As noted here on January 2, 2006 the changing nature of warfare calls for a Revision of the National Conference of Catholic Bishops' Challenge of Peace document. The nature of warfare has changed drastically in the past 20 years. Warfare has, so to speak, fallen on bad times - in numbers of wars and in total deaths due to war. This does not mean that peace has broken forth. It does mean that the nature of armed violence has changed and that the Church must rethink its approach to just war questions.
Part of the administration's response to terrorism is set forth in its Global Strike Plan. This plan should cause the Bishops to consider some of the just war questions involved. While the Bishops are otherwise occupied, Rutgers University Religion Professor James Turner Johnson has a very detailed treatment in the January 2005 issue of First Things. Here is an extract:
I conclude by identifying four particular challenges to be met in recovering the classic just war tradition for moral reflection, policy, and action regarding the use of armed force today.

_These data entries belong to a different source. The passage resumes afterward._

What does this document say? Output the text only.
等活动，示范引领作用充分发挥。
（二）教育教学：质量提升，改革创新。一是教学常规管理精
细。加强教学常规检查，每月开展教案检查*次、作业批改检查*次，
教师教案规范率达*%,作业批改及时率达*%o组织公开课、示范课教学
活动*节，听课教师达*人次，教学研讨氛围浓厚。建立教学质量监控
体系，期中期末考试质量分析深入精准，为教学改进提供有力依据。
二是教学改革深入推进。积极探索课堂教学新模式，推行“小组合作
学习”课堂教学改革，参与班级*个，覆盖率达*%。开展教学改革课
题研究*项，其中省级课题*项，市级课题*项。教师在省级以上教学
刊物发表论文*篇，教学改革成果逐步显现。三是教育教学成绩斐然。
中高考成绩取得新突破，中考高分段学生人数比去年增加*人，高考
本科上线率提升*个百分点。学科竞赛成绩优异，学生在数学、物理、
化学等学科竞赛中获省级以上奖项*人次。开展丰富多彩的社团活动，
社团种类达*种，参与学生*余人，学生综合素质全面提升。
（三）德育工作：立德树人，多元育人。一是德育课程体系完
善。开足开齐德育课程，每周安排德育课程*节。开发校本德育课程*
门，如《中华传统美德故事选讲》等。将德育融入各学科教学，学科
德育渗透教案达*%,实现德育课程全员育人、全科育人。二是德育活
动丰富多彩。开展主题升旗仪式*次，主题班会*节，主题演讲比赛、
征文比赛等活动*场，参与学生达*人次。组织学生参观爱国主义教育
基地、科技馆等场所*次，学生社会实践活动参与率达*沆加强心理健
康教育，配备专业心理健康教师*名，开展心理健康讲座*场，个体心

The first challenge is to recover the moral element in the classic just war conception of sovereign authority: a conception of sovereignty as responsibility for the common good.
…
The second challenge is to examine in depth what should count as just cause for use of force in the contemporary context. The classic just war tradition gives us three benchmarks: recovery of that which has been wrongly taken, punishment of evil, and overall defense of the common good. How can and should these benchmarks provide guidance in the present confused debate, with rival claims being made on behalf of the limits on just cause provided in the United Nations Charter, a well-developed sense that resort to force by individual states is not only proper but even obligatory to end and remedy egregious abuses of basic human rights, and a newly invigorated conception of the right of states to defend themselves in the face of the evils of terrorism and the proliferation of nuclear, chemical, and biological weapons?
…
The third challenge is to examine closely and weigh carefully the question of right intention in any use of armed force.
…
The fourth challenge is to confront realistically the face of contemporary war. Earlier I identified, in order to fault it, the conception that all modern war is inherently indiscriminate and disproportionate in its destruction, so that modern war as such must be opposed. Such a conception of modern war is the root of the idea that just war theory, at least today, must begin with a presumption against war. The sort of war envisioned has as its models the carnage of the trenches in World War I, the bombing of cities in World War II, and the expectation of global catastrophe that would result from a superpower nuclear war. This conception of war also has as its villains the states who engage in it, so that states, instead of being potential sources of human good, are recast as the agents of massive evil. The influence of this understanding of war can be easily identified in recent debates over particular uses of force. But as I have noted, the actual face of recent warfare differs markedly from this, as it involves civil wars, uses of force by non-state actors, and massive harm to the innocent not from the use of horrific weapons but because they are made the direct targets of weapons ranging from knives to automatic rifles to suicide bombs. The actual villains here are not states as such but regional warlords, rulers who oppress their people to maintain or expand their power, and individuals and groups who use religious or ethnic difference as a justification for oppression, torture, and genocide. This is, as I suggested earlier, the real “World War III,” not a repeated and more horrible update of the London Blitz or the bombings of Dresden and Hiroshima. Those who claim that “modern war” is inherently unjust seem to me to have missed all this.
One would hope that the Bishops can take some time for this away from their upcoming discussion on such crucial issues as the whether the liturgically correct answer to "the Lord be with you" should be
"and also with you" or "and with your spirit."